Seperti dicatat oleh akademisi David Drake dalam sebuah artikel pada 2009 tentang Lupin, meskipun telah diperkenalkan dalam novela A Study in Scarlet pada 1887, Holmes tidak menjadi sensasi hingga Arthur Conan Doyle menerbitkan enam cerita pendek Holmes di The Strand Magazine dari Juli hingga Desember 1891. Menyaksikan antrean pembaca yang bersemangat di kios-kios koran pada tanggal perilisannya, Conan Doyle yang terpana sepakat menulis enam cerita lagi. Tapi, dia cepat bosan dengan karakter ini, dan mulai berencana untuk membunuhnya pada November tahun yang sama. Namun, popularitas Holmes yang luar biasa itu mencegahnya melakukan hal itu hingga Desember 1893, ketika dia membuat Holmes jatuh dari sisi air terjun Reichenbach saat bergulat dengan musuh bebuyutannya, Moriarty. Di titik ini, Conan Doyle, yang sebenarnya lebih ingin dikenal sebagai pengarang sastra sejarah dan saintifik, berharap untuk tidak pernah menulis Holmes lagi. Dia menulis pada 1896, “Saya sudah kelebihan dosis tentangnya, sehingga perasaan saya kepadanya seperti perasaan saya kepada pâté de foie gras (makanan khas Perancis—red), yang pernah saya makan terlalu banyak, sehingga namanya membuatku mual sampai hari ini.” Tapi, itu tidaklah mudah.
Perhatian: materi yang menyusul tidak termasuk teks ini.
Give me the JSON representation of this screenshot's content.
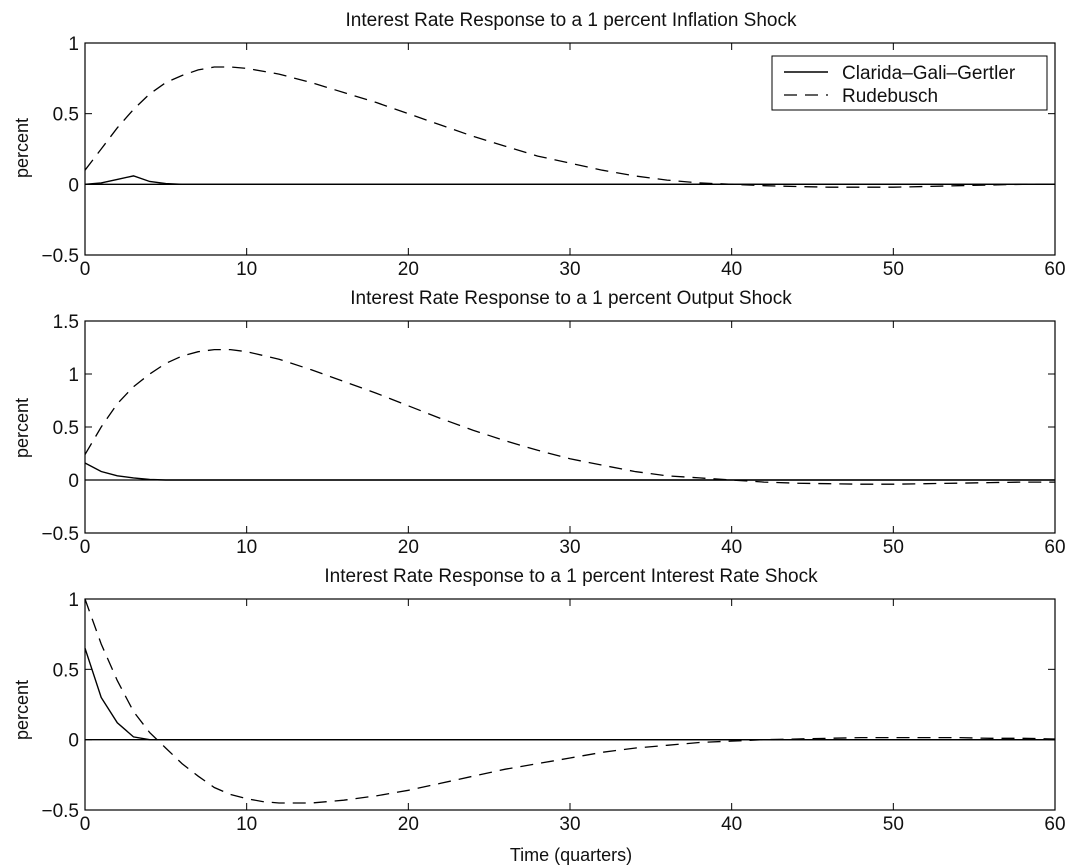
{
  "chart_data": [
    {
      "type": "line",
      "title": "Interest Rate Response to a 1 percent Inflation Shock",
      "ylabel": "percent",
      "xlabel": "",
      "xlim": [
        0,
        60
      ],
      "ylim": [
        -0.5,
        1
      ],
      "xticks": [
        "0",
        "10",
        "20",
        "30",
        "40",
        "50",
        "60"
      ],
      "yticks": [
        "1",
        "0.5",
        "0",
        "−0.5"
      ],
      "ytick_values": [
        1,
        0.5,
        0,
        -0.5
      ],
      "legend": {
        "placement": "top-right",
        "entries": [
          "Clarida–Gali–Gertler",
          "Rudebusch"
        ]
      },
      "series": [
        {
          "name": "Clarida–Gali–Gertler",
          "style": "solid",
          "x": [
            0,
            1,
            2,
            3,
            4,
            5,
            6,
            10,
            20,
            30,
            40,
            50,
            60
          ],
          "y": [
            0,
            0.01,
            0.035,
            0.06,
            0.02,
            0.005,
            0,
            0,
            0,
            0,
            0,
            0,
            0
          ]
        },
        {
          "name": "Rudebusch",
          "style": "dashed",
          "x": [
            0,
            1,
            2,
            3,
            4,
            5,
            6,
            7,
            8,
            9,
            10,
            12,
            14,
            16,
            18,
            20,
            22,
            24,
            26,
            28,
            30,
            32,
            34,
            36,
            38,
            40,
            42,
            44,
            46,
            48,
            50,
            52,
            54,
            56,
            58,
            60
          ],
          "y": [
            0.1,
            0.25,
            0.4,
            0.53,
            0.64,
            0.72,
            0.77,
            0.81,
            0.83,
            0.83,
            0.82,
            0.78,
            0.72,
            0.65,
            0.58,
            0.5,
            0.42,
            0.34,
            0.27,
            0.2,
            0.15,
            0.1,
            0.06,
            0.03,
            0.01,
            0,
            -0.01,
            -0.015,
            -0.02,
            -0.02,
            -0.02,
            -0.015,
            -0.01,
            -0.005,
            0,
            0
          ]
        }
      ]
    },
    {
      "type": "line",
      "title": "Interest Rate Response to a 1 percent Output Shock",
      "ylabel": "percent",
      "xlabel": "",
      "xlim": [
        0,
        60
      ],
      "ylim": [
        -0.5,
        1.5
      ],
      "xticks": [
        "0",
        "10",
        "20",
        "30",
        "40",
        "50",
        "60"
      ],
      "yticks": [
        "1.5",
        "1",
        "0.5",
        "0",
        "−0.5"
      ],
      "ytick_values": [
        1.5,
        1,
        0.5,
        0,
        -0.5
      ],
      "series": [
        {
          "name": "Clarida–Gali–Gertler",
          "style": "solid",
          "x": [
            0,
            1,
            2,
            3,
            4,
            5,
            10,
            20,
            30,
            40,
            50,
            60
          ],
          "y": [
            0.16,
            0.08,
            0.04,
            0.02,
            0.005,
            0,
            0,
            0,
            0,
            0,
            0,
            0
          ]
        },
        {
          "name": "Rudebusch",
          "style": "dashed",
          "x": [
            0,
            1,
            2,
            3,
            4,
            5,
            6,
            7,
            8,
            9,
            10,
            12,
            14,
            16,
            18,
            20,
            22,
            24,
            26,
            28,
            30,
            32,
            34,
            36,
            38,
            40,
            42,
            44,
            46,
            48,
            50,
            52,
            54,
            56,
            58,
            60
          ],
          "y": [
            0.24,
            0.5,
            0.72,
            0.88,
            1.0,
            1.1,
            1.17,
            1.21,
            1.23,
            1.23,
            1.21,
            1.14,
            1.04,
            0.93,
            0.82,
            0.7,
            0.58,
            0.47,
            0.37,
            0.28,
            0.2,
            0.14,
            0.08,
            0.04,
            0.02,
            0,
            -0.02,
            -0.03,
            -0.035,
            -0.04,
            -0.04,
            -0.035,
            -0.03,
            -0.025,
            -0.02,
            -0.02
          ]
        }
      ]
    },
    {
      "type": "line",
      "title": "Interest Rate Response to a 1 percent Interest Rate Shock",
      "ylabel": "percent",
      "xlabel": "Time (quarters)",
      "xlim": [
        0,
        60
      ],
      "ylim": [
        -0.5,
        1
      ],
      "xticks": [
        "0",
        "10",
        "20",
        "30",
        "40",
        "50",
        "60"
      ],
      "yticks": [
        "1",
        "0.5",
        "0",
        "−0.5"
      ],
      "ytick_values": [
        1,
        0.5,
        0,
        -0.5
      ],
      "series": [
        {
          "name": "Clarida–Gali–Gertler",
          "style": "solid",
          "x": [
            0,
            1,
            2,
            3,
            4,
            5,
            10,
            20,
            30,
            40,
            50,
            60
          ],
          "y": [
            0.65,
            0.3,
            0.12,
            0.02,
            0,
            0,
            0,
            0,
            0,
            0,
            0,
            0
          ]
        },
        {
          "name": "Rudebusch",
          "style": "dashed",
          "x": [
            0,
            1,
            2,
            3,
            4,
            5,
            6,
            7,
            8,
            9,
            10,
            11,
            12,
            13,
            14,
            16,
            18,
            20,
            22,
            24,
            26,
            28,
            30,
            32,
            34,
            36,
            38,
            40,
            42,
            44,
            46,
            48,
            50,
            52,
            54,
            56,
            58,
            60
          ],
          "y": [
            1.0,
            0.68,
            0.42,
            0.2,
            0.05,
            -0.06,
            -0.17,
            -0.26,
            -0.34,
            -0.39,
            -0.42,
            -0.44,
            -0.45,
            -0.45,
            -0.45,
            -0.43,
            -0.4,
            -0.36,
            -0.31,
            -0.26,
            -0.21,
            -0.17,
            -0.13,
            -0.09,
            -0.06,
            -0.04,
            -0.02,
            -0.01,
            0,
            0.005,
            0.01,
            0.015,
            0.015,
            0.015,
            0.015,
            0.01,
            0.01,
            0.005
          ]
        }
      ]
    }
  ]
}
Setelah “The Final Problem”, di mana Holmes menemui ajalnya, 20 ribu pembaca sangat marah sehingga membatalkan langganan The Strand, yang menyebabkan pemegang saham menekan Conan Doyle untuk menulis lebih banyak tentang Holmes. Pada 1901, masih terus dikepung oleh surat penggemar yang marah, Conan Doyle mulai kehilangan penghasilan yang didatangkan Holmes, dan menerbitkan novel kilas balik The Hound of the Baskervilles pada 1901-1902, yang dibuat serial di The Strand. Permintaan untuk Holmes begitu besar, sehingga penerbit menginginkan lebih banyak cerita tentangnya. Majalah Amerika Collier’s Weekly menawarkan 25.000 dolar untuk enam cerita Holmes yang baru dan The Strand menawarkan 100 paun per 1.000 kata untuk hal yang sama—jumlah terbesar yang pernah ditawarkan kepada seorang penulis pada masa itu. Namun, kedua majalah itu sangat tegas dengan syaratnya: cerita retrospektif tidak bisa diterima. Holmes harus hidup—kali ini sungguhan.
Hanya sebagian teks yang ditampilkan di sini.